On 4 December, an international NGO compound was caught in the crossfire when fighting broke out between rebel groups and government forces near Masteri. A stray bullet hit a guard in the stomach.

On 1 December, two unidentified gunmen shot and killed a Sudanese driver working for the Sudanese Red Crescent Society in the organisation’s premises in Abu Shouk IDP camp on the outskirts of El Fasher.

“The security situation in Abu Shouk is deteriorating each day,” said a local source. “IDPs are reporting continuous military presence inside the camps during the nights with threats, detentions, harassment to the civil population and shootings.”

Tension had also risen in IDP camps across Darfur due to the proliferation of people posing as community leaders and presenting inflated numbers of newly arrived IDPs to demand food and other relief items.

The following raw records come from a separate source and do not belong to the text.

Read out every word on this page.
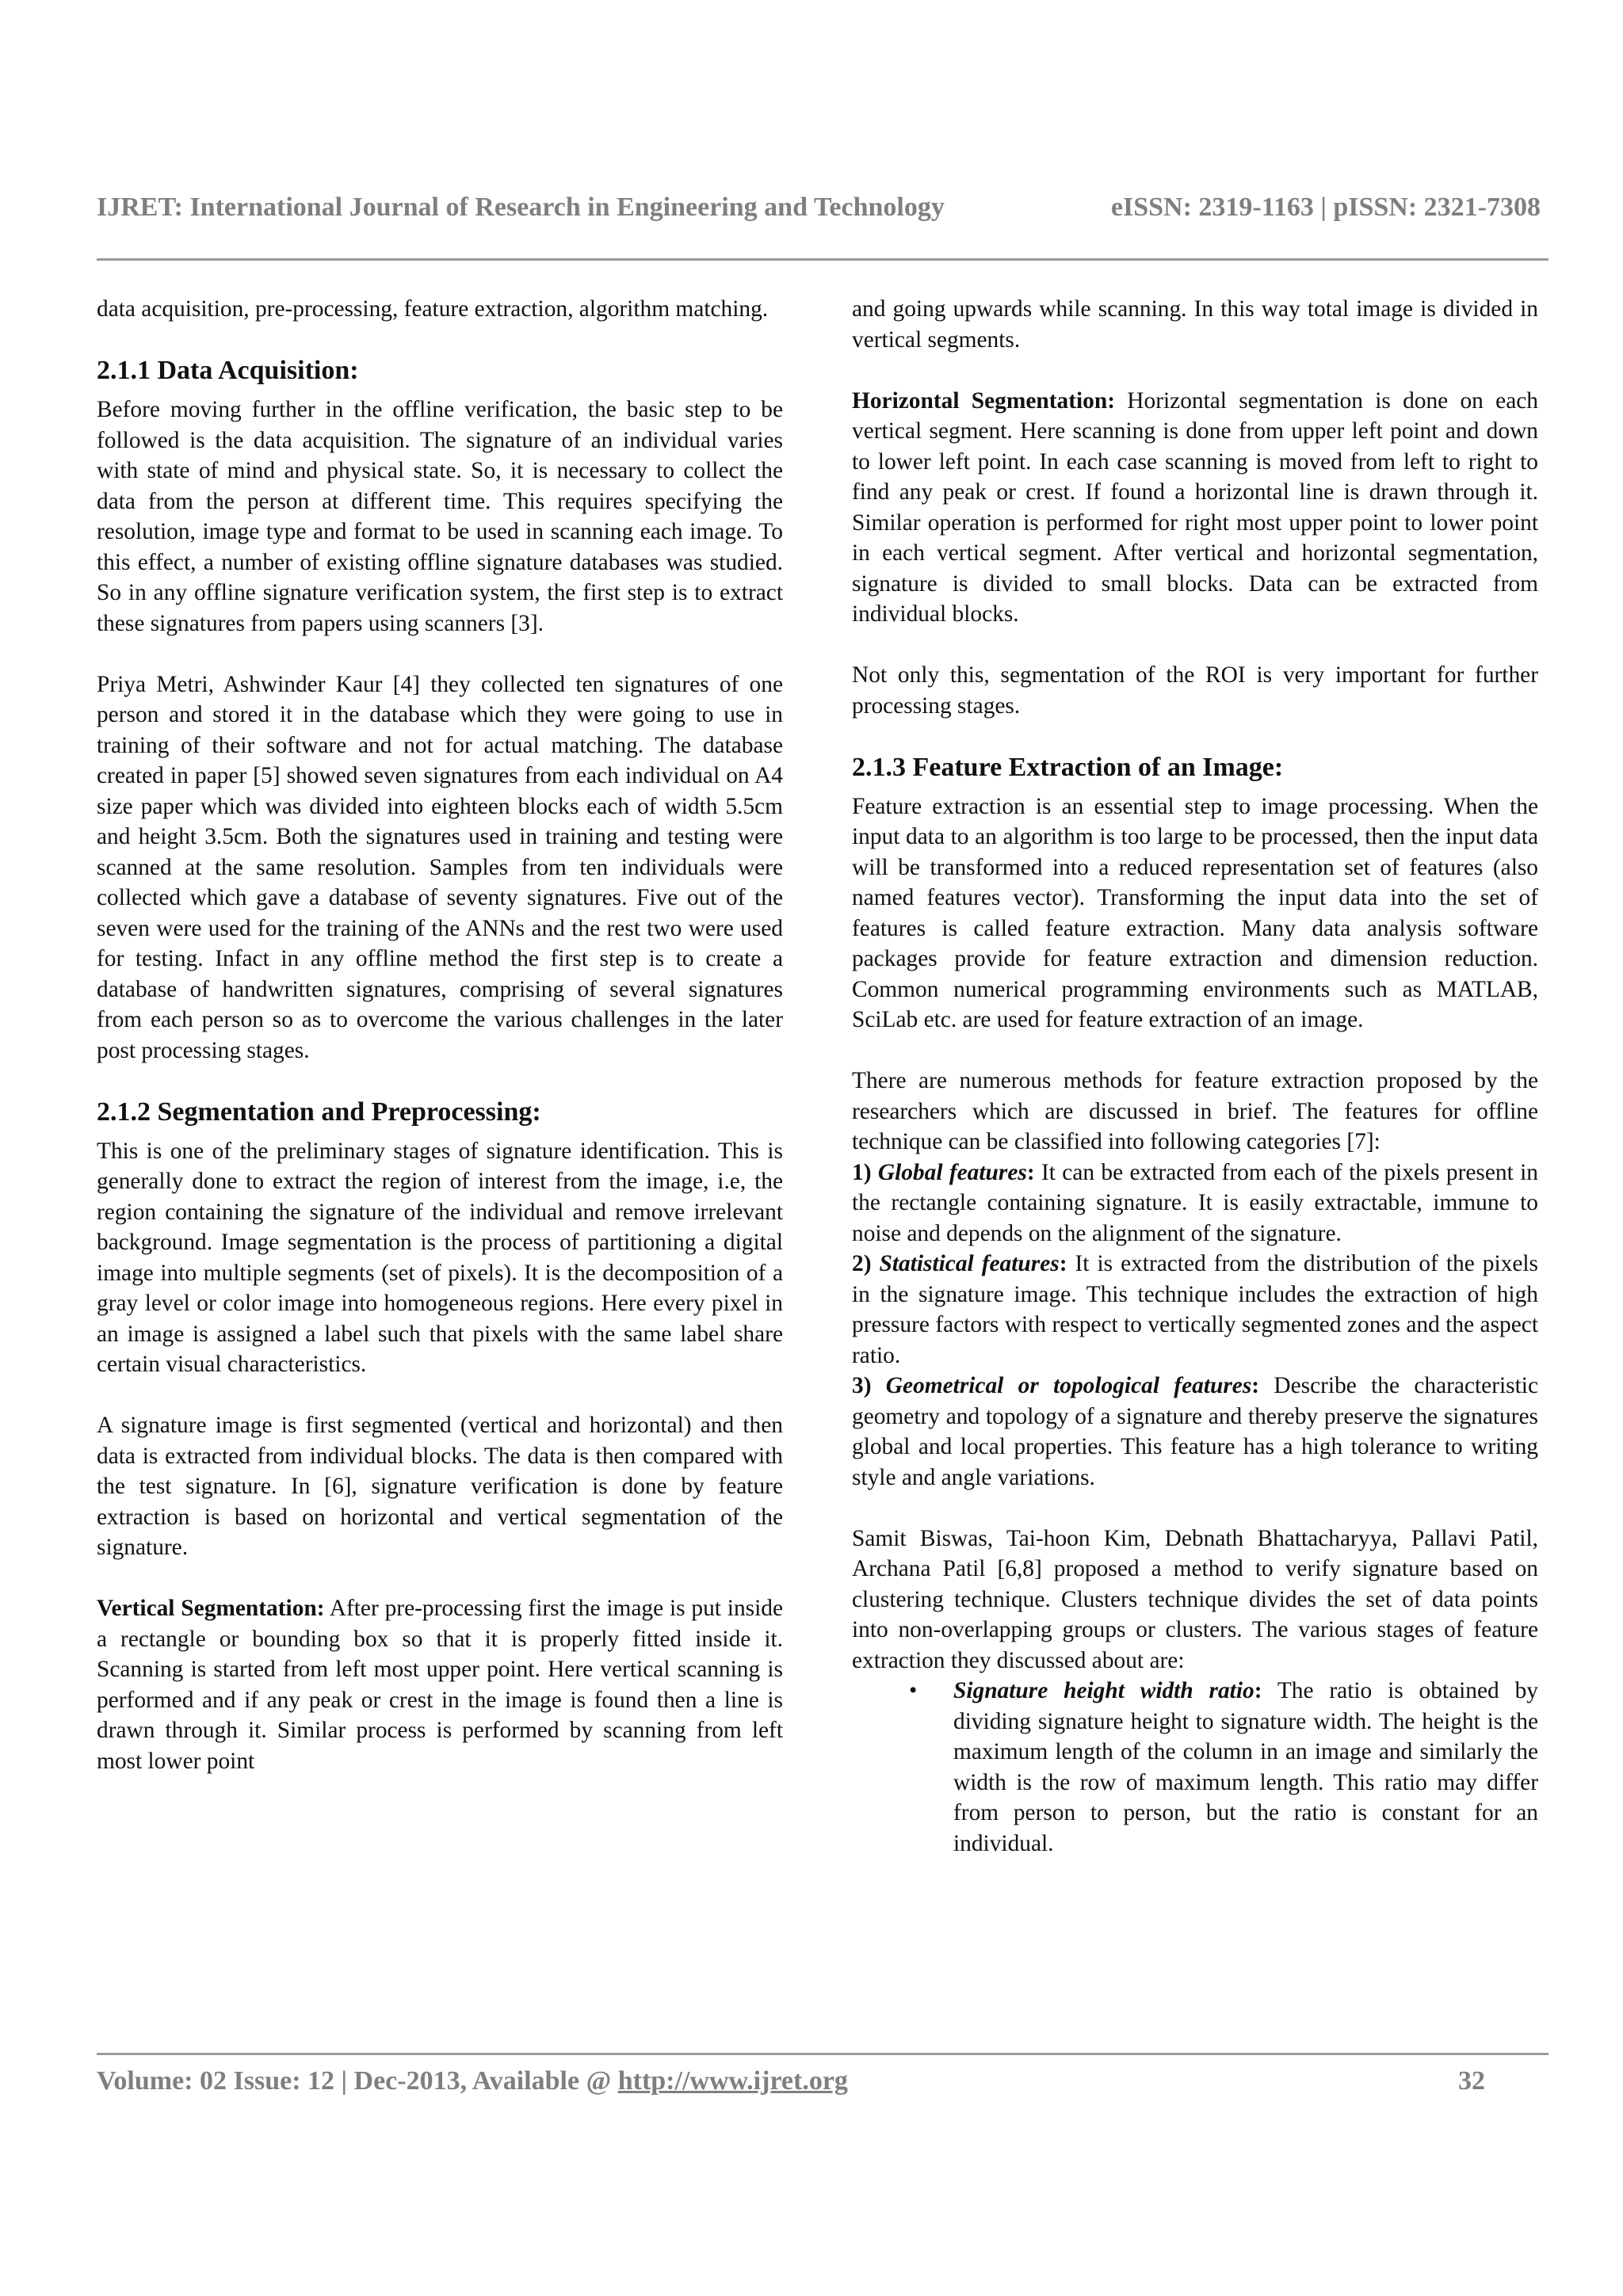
IJRET: International Journal of Research in Engineering and Technology	eISSN: 2319-1163 | pISSN: 2321-7308

data acquisition, pre-processing, feature extraction, algorithm matching.

2.1.1 Data Acquisition:

Before moving further in the offline verification, the basic step to be followed is the data acquisition. The signature of an individual varies with state of mind and physical state. So, it is necessary to collect the data from the person at different time. This requires specifying the resolution, image type and format to be used in scanning each image. To this effect, a number of existing offline signature databases was studied. So in any offline signature verification system, the first step is to extract these signatures from papers using scanners [3].

Priya Metri, Ashwinder Kaur [4] they collected ten signatures of one person and stored it in the database which they were going to use in training of their software and not for actual matching. The database created in paper [5] showed seven signatures from each individual on A4 size paper which was divided into eighteen blocks each of width 5.5cm and height 3.5cm. Both the signatures used in training and testing were scanned at the same resolution. Samples from ten individuals were collected which gave a database of seventy signatures. Five out of the seven were used for the training of the ANNs and the rest two were used for testing. Infact in any offline method the first step is to create a database of handwritten signatures, comprising of several signatures from each person so as to overcome the various challenges in the later post processing stages.

2.1.2 Segmentation and Preprocessing:

This is one of the preliminary stages of signature identification. This is generally done to extract the region of interest from the image, i.e, the region containing the signature of the individual and remove irrelevant background. Image segmentation is the process of partitioning a digital image into multiple segments (set of pixels). It is the decomposition of a gray level or color image into homogeneous regions. Here every pixel in an image is assigned a label such that pixels with the same label share certain visual characteristics.

A signature image is first segmented (vertical and horizontal) and then data is extracted from individual blocks. The data is then compared with the test signature. In [6], signature verification is done by feature extraction is based on horizontal and vertical segmentation of the signature.

Vertical Segmentation: After pre-processing first the image is put inside a rectangle or bounding box so that it is properly fitted inside it. Scanning is started from left most upper point. Here vertical scanning is performed and if any peak or crest in the image is found then a line is drawn through it. Similar process is performed by scanning from left most lower point

and going upwards while scanning. In this way total image is divided in vertical segments.

Horizontal Segmentation: Horizontal segmentation is done on each vertical segment. Here scanning is done from upper left point and down to lower left point. In each case scanning is moved from left to right to find any peak or crest. If found a horizontal line is drawn through it. Similar operation is performed for right most upper point to lower point in each vertical segment. After vertical and horizontal segmentation, signature is divided to small blocks. Data can be extracted from individual blocks.

Not only this, segmentation of the ROI is very important for further processing stages.

2.1.3 Feature Extraction of an Image:

Feature extraction is an essential step to image processing. When the input data to an algorithm is too large to be processed, then the input data will be transformed into a reduced representation set of features (also named features vector). Transforming the input data into the set of features is called feature extraction. Many data analysis software packages provide for feature extraction and dimension reduction. Common numerical programming environments such as MATLAB, SciLab etc. are used for feature extraction of an image.

There are numerous methods for feature extraction proposed by the researchers which are discussed in brief. The features for offline technique can be classified into following categories [7]:

1) Global features: It can be extracted from each of the pixels present in the rectangle containing signature. It is easily extractable, immune to noise and depends on the alignment of the signature.

2) Statistical features: It is extracted from the distribution of the pixels in the signature image. This technique includes the extraction of high pressure factors with respect to vertically segmented zones and the aspect ratio.

3) Geometrical or topological features: Describe the characteristic geometry and topology of a signature and thereby preserve the signatures global and local properties. This feature has a high tolerance to writing style and angle variations.

Samit Biswas, Tai-hoon Kim, Debnath Bhattacharyya, Pallavi Patil, Archana Patil [6,8] proposed a method to verify signature based on clustering technique. Clusters technique divides the set of data points into non-overlapping groups or clusters. The various stages of feature extraction they discussed about are:

• Signature height width ratio: The ratio is obtained by dividing signature height to signature width. The height is the maximum length of the column in an image and similarly the width is the row of maximum length. This ratio may differ from person to person, but the ratio is constant for an individual.
Volume: 02 Issue: 12 | Dec-2013, Available @ http://www.ijret.org	32
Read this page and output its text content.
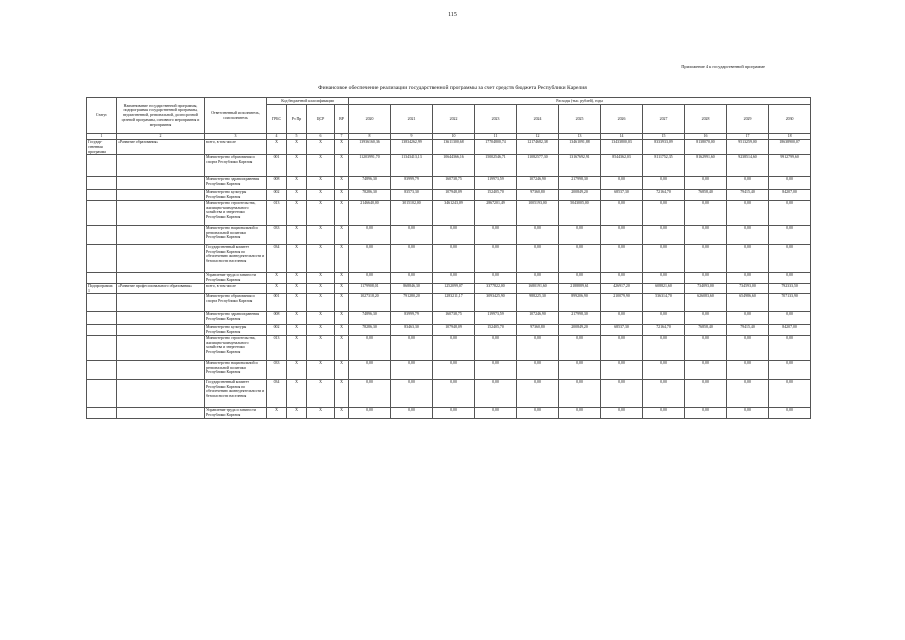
115
Приложение 4 к государственной программе
Финансовое обеспечение реализации государственной программы за счет средств бюджета Республики Карелия
Статус	Наименование государственной программы, подпрограммы государственной программы, ведомственной, региональной, долгосрочной целевой программы, основного мероприятия и мероприятия	Ответственный исполнитель, соисполнитель	Код бюджетной классификации				Расходы (тыс. рублей), годы										
			ГРБС	Рз Пр	ЦСР	ВР	2020	2021	2022	2023	2024	2025	2026	2027	2028	2029	2030
1	2	3	4	5	6	7	8	9	10	11	12	13	14	15	16	17	18
Государ-ственная программа	«Развитие образования»	всего, в том числе	Х	Х	Х	Х	13936160,36	13834262,99	13611300,68	17704800,74	12174682,38	13461091,88	13433800,03	8333933,09	8138070,00	9513259,00	18638900,07
		Министерство образования и спорта Республики Карелия	001	Х	Х	Х	11203991,70	11343413,13	10644366,16	15002546,71	11082577,30	13167692,91	8544362,03	8111752,35	8162991,60	9238514,60	9912799,60
		Министерство здравоохранения Республики Карелия	008	Х	Х	Х	74896,30	83999,79	160738,75	119973,59	107246,90	217998,30	0,00	0,00	0,00	0,00	0,00
		Министерство культуры Республики Карелия	002	Х	Х	Х	78286,30	83573,30	107948,09	152405,70	97360,80	200849,20	68537,30	72164,70	76858,40	79415,40	84207,00
		Министерство строительства, жилищно-коммунального хозяйства и энергетики Республики Карелия	013	Х	Х	Х	2146640,00	3015102,00	3461243,09	2867201,49	1005193,00	5043005,00	0,00	0,00	0,00	0,00	0,00
		Министерство национальной и региональной политики Республики Карелия	033	Х	Х	Х	0,00	0,00	0,00	0,00	0,00	0,00	0,00	0,00	0,00	0,00	0,00
		Государственный комитет Республики Карелия по обеспечению жизнедеятельности и безопасности населения	034	Х	Х	Х	0,00	0,00	0,00	0,00	0,00	0,00	0,00	0,00	0,00	0,00	0,00
		Управление труда и занятости Республики Карелия	Х	Х	Х	Х	0,00	0,00	0,00	0,00	0,00	0,00	0,00	0,00	0,00	0,00	0,00
Подпрограмма 1	«Развитие профессионального образования»	всего, в том числе	Х	Х	Х	Х	1179908,01	868846,30	1252099,07	3377822,00	1680191,60	2188889,61	426917,20	608821,60	734093,00	734593,00	792333,50
		Министерство образования и спорта Республики Карелия	001	Х	Х	Х	1027318,20	791280,20	1283211,17	3093425,90	988225,30	899206,90	210079,90	536314,70	626083,60	654986,60	707133,90
		Министерство здравоохранения Республики Карелия	008	Х	Х	Х	74896,30	83999,79	160738,75	119973,59	107246,90	217998,30	0,00	0,00	0,00	0,00	0,00
		Министерство культуры Республики Карелия	002	Х	Х	Х	78286,30	83463,30	107948,09	152405,70	97360,80	200849,20	68537,30	72164,70	76858,40	79415,40	84207,00
		Министерство строительства, жилищно-коммунального хозяйства и энергетики Республики Карелия	013	Х	Х	Х	0,00	0,00	0,00	0,00	0,00	0,00	0,00	0,00	0,00	0,00	0,00
		Министерство национальной и региональной политики Республики Карелия	033	Х	Х	Х	0,00	0,00	0,00	0,00	0,00	0,00	0,00	0,00	0,00	0,00	0,00
		Государственный комитет Республики Карелия по обеспечению жизнедеятельности и безопасности населения	034	Х	Х	Х	0,00	0,00	0,00	0,00	0,00	0,00	0,00	0,00	0,00	0,00	0,00
		Управление труда и занятости Республики Карелия	Х	Х	Х	Х	0,00	0,00	0,00	0,00	0,00	0,00	0,00	0,00	0,00	0,00	0,00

“They are not just businessmen – they are a real mafia. They sold around 12,000 rations of food in front of our noses,” one aid worker said.

“This business is a time bomb for the stability of the camp,” he added. “The [genuine community] leaders that try to collaborate [with us] are exhausted and very scared. All of us have been threatened many times.”

The Darfur conflict erupted in February 2003 when the two main rebel groups, the SLM/A and the Justice and Equality Movement, took up arms to fight what they called the discrimination and oppression of the region by the Sudanese government.

The government is accused of unleashing militia – known as the Janjawid – on civilians in an attempt to quash the rebellion. According to the UN, the conflict continues to affect some 3.4 million people, of whom 1.8 million are IDPs and 200,000 have fled to neighbouring Chad.